Se cambiaron a continuación las ropas y, tras pronunciar otro conjuro diferente, Wu-Kung tomó la apariencia del monje Tang. Eran tan idénticos sus rasgos, que no había manera de diferenciarlos. Ni Ba-Chie ni el Bonzo Sha podían decir quién era quién.
Apenas había terminado uno de ponerse las ropas del otro, cuando oyeron el estridente sonido de los tambores y los gongs. Se asomaron a la ventana y vieron acercarse a un auténtico bosque de lanzas y cimitarras.

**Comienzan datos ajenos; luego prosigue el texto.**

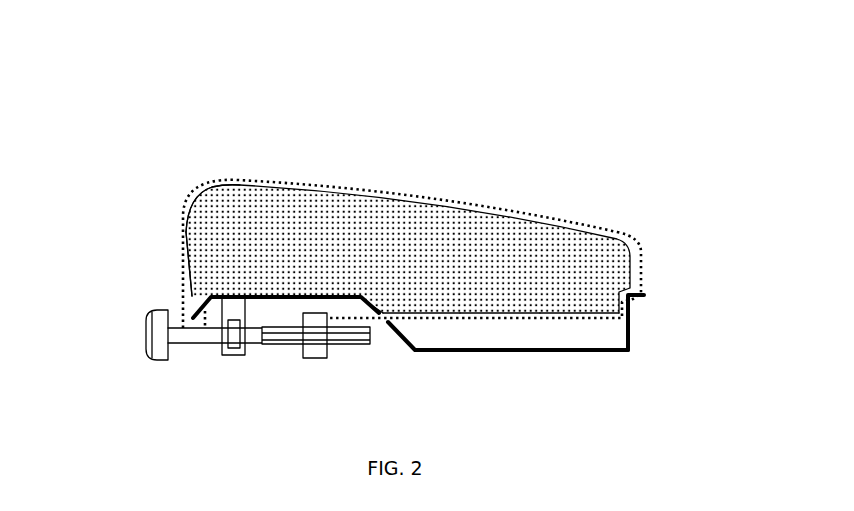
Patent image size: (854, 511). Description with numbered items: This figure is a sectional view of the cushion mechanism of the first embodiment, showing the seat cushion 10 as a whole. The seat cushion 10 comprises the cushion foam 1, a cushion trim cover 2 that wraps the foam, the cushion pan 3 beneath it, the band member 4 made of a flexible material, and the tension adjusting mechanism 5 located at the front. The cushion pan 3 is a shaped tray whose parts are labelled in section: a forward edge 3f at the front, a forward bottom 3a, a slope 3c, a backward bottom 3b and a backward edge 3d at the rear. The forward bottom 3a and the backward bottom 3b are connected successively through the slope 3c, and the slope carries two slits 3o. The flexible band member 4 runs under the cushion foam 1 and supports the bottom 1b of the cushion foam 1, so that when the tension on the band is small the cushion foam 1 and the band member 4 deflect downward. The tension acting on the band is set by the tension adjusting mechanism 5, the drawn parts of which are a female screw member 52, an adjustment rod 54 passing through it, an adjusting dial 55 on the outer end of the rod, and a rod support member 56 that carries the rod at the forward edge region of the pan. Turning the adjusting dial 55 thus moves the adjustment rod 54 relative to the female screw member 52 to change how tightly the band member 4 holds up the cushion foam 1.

The seat cushion 10 is at (117, 62).
The cushion foam 1 is at (545, 268).
The bottom of the cushion foam 1b is at (501, 324).
The cushion trim cover 2 is at (628, 239).
The cushion pan 3 is at (540, 123).
The forward bottom 3a is at (262, 300).
The slit 3o is at (381, 306).
The slope 3c is at (408, 337).
The backward bottom 3b is at (463, 350).
The backward edge 3d is at (628, 342).
The forward edge 3f is at (195, 316).
The band member 4 is at (518, 318).
The tension adjusting mechanism 5 is at (136, 300).
The female screw member 52 is at (317, 358).
The adjustment rod 54 is at (205, 345).
The adjusting dial 55 is at (158, 362).
The rod support member 56 is at (235, 357).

Las fuerzas enviadas por el emperador ascendían a más de tres mil soldados, un número totalmente desproporcionado con la misión asignada. El capitán de la guardia entró directamente en el patio del palacio y preguntó:
—¿Dónde se encuentra el monje enviado por el Gran Emperador de los Tang de las Tierras del Este?
El funcionario encargado de la buena marcha del pabellón se postró de hinojos y, señalando con dedo tembloroso hacia el interior, respondió:
—En una de esas habitaciones de allí.
El capitán se dirigió con paso seguro a la que le habían indicado y dijo:
—Maestro Tang, nuestro soberano exige vuestra inmediata presencia en la corte.
Ba-Chie y el Bonzo Sha permanecieron a un lado, protegiendo al falso Peregrino. El auténtico se inclinó ante el oficial y preguntó, haciéndose pasar por el monje Tang:
—¿Qué puede desear su majestad de un pobre monje como yo?
—Es preciso que vengáis conmigo —respondió el capitán, agarrándole sin ninguna consideración—. Cuando os hace llamar, por algo será. ¿No os parece?
De esta forma, volvió a cumplirse, una vez más, el principio de que la maldad siempre trata de imponerse sobre el bien y que quien obra con justicia recibe en pago violencia.
No sabemos de momento qué suerte le aguarda al Peregrino. Quien desee averiguarlo tendrá que escuchar con atención las explicaciones que se ofrecen en el capítulo siguiente.